In fact the whole charade is organized and orchestrated by airlines. It is not negotiated to any degree.
The Lufthansa claim of fraud is as bogus as it gets, regardless of any merit of the largest European German airline lawyers filling in a wrong court in their home country - where are the damages? The airline most certainly cannot show that the airplane burned more fuel because it was lighter? Or can they prove that they did not seat anybody else in the empty seat?
How about price gauging by the airline pricing two flights cheaper than just one of the two flight? Where is the discussion or ethics or law on that?
Anyway - last year I bought 9 Lufthansa tix. Lufthansa defrauded me on 7 of them and refused to correct. When legally challenged - Lufthansa provided copies of documentation from different year, with different pax names and different routing.
On the other hand out of many instances of flight cancellation/irregularity LH was the only airline painless in honoring the EU-261 obligations
What has this to do with this thread.

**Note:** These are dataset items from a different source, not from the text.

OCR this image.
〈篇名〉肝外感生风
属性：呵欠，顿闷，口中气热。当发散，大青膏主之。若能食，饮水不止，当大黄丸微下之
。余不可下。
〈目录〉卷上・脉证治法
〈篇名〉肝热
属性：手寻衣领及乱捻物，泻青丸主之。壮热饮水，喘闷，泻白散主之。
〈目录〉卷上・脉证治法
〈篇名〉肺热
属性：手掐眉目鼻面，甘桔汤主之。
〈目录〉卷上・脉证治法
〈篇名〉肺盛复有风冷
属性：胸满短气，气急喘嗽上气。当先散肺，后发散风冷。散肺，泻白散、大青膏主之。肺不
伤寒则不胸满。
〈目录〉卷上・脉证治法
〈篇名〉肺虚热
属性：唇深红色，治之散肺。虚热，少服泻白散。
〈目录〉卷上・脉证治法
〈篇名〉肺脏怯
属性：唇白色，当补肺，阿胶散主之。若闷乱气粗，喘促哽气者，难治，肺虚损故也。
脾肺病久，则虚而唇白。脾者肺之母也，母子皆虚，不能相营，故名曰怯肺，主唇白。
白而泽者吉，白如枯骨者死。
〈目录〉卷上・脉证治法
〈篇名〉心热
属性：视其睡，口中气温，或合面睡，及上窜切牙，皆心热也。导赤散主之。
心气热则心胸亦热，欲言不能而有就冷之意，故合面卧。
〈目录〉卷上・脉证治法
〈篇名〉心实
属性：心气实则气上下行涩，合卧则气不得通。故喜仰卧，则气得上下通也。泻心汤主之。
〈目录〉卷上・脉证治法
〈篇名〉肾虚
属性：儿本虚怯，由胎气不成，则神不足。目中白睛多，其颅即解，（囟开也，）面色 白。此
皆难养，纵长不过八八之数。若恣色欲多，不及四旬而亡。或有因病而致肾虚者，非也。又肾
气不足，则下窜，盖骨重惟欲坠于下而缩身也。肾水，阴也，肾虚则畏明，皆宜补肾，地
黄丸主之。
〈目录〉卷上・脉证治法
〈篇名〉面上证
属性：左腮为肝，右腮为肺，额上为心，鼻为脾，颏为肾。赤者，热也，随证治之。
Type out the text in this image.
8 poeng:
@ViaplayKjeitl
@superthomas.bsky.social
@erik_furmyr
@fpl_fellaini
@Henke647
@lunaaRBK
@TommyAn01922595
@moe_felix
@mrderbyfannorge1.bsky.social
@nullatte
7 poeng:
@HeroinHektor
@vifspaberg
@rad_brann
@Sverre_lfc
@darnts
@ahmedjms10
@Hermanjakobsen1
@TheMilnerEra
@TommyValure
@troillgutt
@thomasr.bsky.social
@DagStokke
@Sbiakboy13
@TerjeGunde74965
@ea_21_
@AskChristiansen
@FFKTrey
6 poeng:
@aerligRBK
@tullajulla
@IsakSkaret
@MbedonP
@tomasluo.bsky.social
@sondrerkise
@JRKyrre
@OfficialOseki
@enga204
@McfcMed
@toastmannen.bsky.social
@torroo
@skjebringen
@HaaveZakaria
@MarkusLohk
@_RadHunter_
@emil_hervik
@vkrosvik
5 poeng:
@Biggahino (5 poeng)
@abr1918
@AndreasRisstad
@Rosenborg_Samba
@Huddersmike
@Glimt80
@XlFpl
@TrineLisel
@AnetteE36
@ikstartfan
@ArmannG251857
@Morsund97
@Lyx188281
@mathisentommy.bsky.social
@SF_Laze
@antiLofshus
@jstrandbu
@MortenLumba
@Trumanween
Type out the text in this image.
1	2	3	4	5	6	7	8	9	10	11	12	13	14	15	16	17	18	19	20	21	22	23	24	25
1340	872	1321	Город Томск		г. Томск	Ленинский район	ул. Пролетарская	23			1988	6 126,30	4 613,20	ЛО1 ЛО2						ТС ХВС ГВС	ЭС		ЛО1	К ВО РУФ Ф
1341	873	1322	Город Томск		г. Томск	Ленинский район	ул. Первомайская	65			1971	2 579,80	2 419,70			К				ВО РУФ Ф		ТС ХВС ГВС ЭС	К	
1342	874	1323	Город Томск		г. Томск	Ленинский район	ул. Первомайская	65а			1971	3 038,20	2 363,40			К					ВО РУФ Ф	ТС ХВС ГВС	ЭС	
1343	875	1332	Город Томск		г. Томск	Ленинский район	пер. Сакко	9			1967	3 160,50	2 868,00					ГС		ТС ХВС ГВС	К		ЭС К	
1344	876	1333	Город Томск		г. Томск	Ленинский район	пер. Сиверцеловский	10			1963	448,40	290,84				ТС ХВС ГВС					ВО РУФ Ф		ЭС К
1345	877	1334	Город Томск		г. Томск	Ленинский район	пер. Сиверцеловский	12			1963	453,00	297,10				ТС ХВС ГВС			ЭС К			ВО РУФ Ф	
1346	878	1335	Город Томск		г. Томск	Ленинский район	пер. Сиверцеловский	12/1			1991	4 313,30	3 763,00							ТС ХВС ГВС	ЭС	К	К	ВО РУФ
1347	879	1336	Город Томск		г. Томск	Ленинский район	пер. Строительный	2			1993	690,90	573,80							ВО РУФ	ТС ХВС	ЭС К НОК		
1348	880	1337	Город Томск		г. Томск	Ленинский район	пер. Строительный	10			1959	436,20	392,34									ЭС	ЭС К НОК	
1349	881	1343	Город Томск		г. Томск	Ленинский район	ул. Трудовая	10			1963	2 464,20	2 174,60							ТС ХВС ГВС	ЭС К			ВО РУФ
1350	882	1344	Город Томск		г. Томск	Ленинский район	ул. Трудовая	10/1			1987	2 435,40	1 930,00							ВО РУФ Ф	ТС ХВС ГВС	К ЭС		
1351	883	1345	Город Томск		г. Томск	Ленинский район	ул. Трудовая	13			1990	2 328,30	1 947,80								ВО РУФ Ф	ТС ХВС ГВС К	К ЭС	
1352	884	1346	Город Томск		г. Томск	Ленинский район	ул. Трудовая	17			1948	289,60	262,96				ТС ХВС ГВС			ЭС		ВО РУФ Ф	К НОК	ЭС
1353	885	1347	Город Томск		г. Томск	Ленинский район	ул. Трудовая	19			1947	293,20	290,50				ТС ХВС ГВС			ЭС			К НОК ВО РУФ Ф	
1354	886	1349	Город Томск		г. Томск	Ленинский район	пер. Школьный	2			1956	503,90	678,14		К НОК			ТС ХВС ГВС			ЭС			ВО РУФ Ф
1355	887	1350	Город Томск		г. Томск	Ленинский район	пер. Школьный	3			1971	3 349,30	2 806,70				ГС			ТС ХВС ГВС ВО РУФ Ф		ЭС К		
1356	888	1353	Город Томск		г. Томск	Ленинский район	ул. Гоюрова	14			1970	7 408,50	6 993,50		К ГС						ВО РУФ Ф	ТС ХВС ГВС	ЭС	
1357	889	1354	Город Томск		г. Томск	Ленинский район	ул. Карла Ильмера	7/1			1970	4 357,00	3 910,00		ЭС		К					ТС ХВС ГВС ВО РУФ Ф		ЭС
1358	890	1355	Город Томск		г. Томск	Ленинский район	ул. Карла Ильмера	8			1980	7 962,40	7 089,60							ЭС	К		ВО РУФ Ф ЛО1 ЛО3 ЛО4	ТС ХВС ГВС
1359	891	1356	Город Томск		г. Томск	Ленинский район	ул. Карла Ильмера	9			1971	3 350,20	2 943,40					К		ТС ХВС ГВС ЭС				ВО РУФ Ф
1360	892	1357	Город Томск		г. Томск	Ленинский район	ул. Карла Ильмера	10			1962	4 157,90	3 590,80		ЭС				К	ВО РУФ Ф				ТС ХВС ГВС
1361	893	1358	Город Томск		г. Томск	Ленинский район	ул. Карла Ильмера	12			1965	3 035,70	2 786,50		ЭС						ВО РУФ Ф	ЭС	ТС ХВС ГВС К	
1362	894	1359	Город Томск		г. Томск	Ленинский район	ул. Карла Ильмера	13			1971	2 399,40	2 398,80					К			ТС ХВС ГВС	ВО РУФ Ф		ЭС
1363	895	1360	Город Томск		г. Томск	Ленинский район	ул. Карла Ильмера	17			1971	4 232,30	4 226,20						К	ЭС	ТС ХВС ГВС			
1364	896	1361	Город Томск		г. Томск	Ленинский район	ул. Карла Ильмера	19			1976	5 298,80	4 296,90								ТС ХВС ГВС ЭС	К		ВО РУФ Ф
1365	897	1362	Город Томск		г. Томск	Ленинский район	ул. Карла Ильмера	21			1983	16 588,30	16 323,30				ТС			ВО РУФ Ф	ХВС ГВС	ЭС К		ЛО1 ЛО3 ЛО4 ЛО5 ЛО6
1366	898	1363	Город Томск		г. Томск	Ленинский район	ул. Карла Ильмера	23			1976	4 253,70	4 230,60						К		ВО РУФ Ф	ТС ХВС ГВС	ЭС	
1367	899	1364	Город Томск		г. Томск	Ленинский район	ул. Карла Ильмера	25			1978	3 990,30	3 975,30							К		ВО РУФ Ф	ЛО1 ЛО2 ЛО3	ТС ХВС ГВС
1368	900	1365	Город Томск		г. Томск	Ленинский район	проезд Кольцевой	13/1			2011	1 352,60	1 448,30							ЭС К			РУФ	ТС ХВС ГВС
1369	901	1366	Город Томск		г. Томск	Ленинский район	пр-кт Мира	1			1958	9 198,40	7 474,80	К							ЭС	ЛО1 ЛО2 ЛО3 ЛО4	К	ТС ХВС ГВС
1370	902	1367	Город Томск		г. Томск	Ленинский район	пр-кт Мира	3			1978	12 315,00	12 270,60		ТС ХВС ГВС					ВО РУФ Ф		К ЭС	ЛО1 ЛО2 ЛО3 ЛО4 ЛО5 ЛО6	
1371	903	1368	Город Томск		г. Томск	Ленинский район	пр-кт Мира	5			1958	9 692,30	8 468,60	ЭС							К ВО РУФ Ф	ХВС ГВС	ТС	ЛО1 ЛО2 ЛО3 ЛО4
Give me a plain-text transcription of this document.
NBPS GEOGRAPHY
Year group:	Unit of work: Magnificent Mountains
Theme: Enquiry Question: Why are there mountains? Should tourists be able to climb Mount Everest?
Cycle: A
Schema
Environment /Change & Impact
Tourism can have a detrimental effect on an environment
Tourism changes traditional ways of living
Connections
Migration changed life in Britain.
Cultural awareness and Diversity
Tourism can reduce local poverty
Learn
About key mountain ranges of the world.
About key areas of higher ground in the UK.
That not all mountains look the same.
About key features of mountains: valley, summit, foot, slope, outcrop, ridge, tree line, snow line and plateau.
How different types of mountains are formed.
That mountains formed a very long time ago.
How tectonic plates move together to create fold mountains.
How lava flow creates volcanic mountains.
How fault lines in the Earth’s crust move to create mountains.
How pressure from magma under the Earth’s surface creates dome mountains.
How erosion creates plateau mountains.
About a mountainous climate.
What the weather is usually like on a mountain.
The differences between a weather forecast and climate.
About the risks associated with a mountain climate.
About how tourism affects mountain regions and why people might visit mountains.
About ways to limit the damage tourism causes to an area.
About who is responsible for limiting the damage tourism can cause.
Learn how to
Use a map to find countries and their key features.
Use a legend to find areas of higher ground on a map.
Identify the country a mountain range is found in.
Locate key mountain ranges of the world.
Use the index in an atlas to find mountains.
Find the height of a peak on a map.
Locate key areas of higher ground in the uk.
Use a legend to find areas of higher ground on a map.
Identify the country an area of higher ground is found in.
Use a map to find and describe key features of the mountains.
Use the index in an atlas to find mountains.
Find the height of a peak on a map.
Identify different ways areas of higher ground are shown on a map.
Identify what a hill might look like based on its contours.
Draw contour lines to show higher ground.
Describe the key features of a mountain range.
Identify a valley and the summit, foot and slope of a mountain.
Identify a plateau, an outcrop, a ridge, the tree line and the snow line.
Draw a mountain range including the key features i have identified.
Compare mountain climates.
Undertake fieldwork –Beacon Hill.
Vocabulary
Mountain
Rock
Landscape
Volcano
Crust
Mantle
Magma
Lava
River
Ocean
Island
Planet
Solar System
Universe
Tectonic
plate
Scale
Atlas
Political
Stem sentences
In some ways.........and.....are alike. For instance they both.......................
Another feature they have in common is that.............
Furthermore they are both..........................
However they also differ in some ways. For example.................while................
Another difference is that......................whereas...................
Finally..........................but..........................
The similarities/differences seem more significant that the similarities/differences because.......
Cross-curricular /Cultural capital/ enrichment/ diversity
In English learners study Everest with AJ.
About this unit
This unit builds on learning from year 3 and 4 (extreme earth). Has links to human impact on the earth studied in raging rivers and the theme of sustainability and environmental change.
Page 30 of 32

Even if what you have written is 100% correct (which is is not), that has nothing to do with OP's question, which is a practical one.
Just as German consumers learned when that country required that tickets be sold which may be flown out of order, such tickets were put up for sale in very short order. But, they are vastly more expensive than "ordinary" tickets. Thus, if asked the consequences of Germany's decision, one would practically say, "little or none."